The first experiments on gasification were conducted in 1699 by Dean Clayton. In 1840 the first commercial gasifier was built in France and in 1861 the introduction of an innovative model of gasifier consecrated Siemens as a brand related to energy. In the 1930s, various European countries also exploited gasification for the automotive market, and it was not unusual to see vehicles that used gas systems instead of a normal engine.

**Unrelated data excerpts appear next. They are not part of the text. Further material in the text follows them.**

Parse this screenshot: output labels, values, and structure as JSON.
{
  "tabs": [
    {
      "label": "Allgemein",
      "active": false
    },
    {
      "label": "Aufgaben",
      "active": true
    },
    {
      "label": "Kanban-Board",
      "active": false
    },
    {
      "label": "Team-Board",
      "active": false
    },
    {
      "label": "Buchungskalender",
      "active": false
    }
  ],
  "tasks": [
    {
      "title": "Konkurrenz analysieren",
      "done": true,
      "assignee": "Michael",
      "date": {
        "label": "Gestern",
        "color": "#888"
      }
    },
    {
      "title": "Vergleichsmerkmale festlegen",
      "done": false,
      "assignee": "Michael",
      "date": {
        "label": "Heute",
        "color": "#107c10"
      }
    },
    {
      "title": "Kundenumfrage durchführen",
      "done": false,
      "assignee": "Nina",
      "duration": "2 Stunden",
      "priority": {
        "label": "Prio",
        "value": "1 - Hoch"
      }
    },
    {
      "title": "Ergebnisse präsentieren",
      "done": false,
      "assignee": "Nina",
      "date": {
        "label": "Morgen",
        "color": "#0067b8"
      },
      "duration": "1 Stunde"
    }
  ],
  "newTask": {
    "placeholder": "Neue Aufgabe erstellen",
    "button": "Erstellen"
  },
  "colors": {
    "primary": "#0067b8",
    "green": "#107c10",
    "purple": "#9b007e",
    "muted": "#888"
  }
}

In 1939 Sweden even boasted 90% of the circulating car fleet operated by gas-fired gas. After the Second World War the technology was set aside given the abundance of oil knowing a new “gold” period during the 70’s. In recent decades, several new technologies have been developed regarding biomass and waste gasification, usually for plants of large size.
It is an endothermic chemical process thanks to which solid carbon-rich fuels are converted into a synthesis gas. Therefore, low value organic substances can be converted into a versatile product with a higher calorific value and cleaner.
The gas produced is a mixture whose main components are carbon monoxide (CO), carbon dioxide (CO2) and hydrogen (H2) with traces of methane (CH4) more or less consistent depending on the raw material used.
In our plants we have opted to adopt a rotating fluidized bed counter current oven: ideal for the most different kind of matrices.
The purpose of gasification is the transformation of a solid material of little economic and energy value into synthesis gas: the partial combustion that occurs during gasification develops only 20-30% of the heat actually obtainable through complete oxidation. This means that syngas has 70 - 80% of the calorific value of the original fuel.
The gas produced has different compositions according to both the treated matrices and the technology used for its production, as well as the different gasifying current used (air, oxygen, steam). There are also numerous pollutants. Their content must necessarily be reduced both for environmental reasons and to avoid influencing or damaging the subsequent processes to which the gas is subjected. We break them down using mainly cavitation and sending the non-breakable contaminants directly to the plasma torch.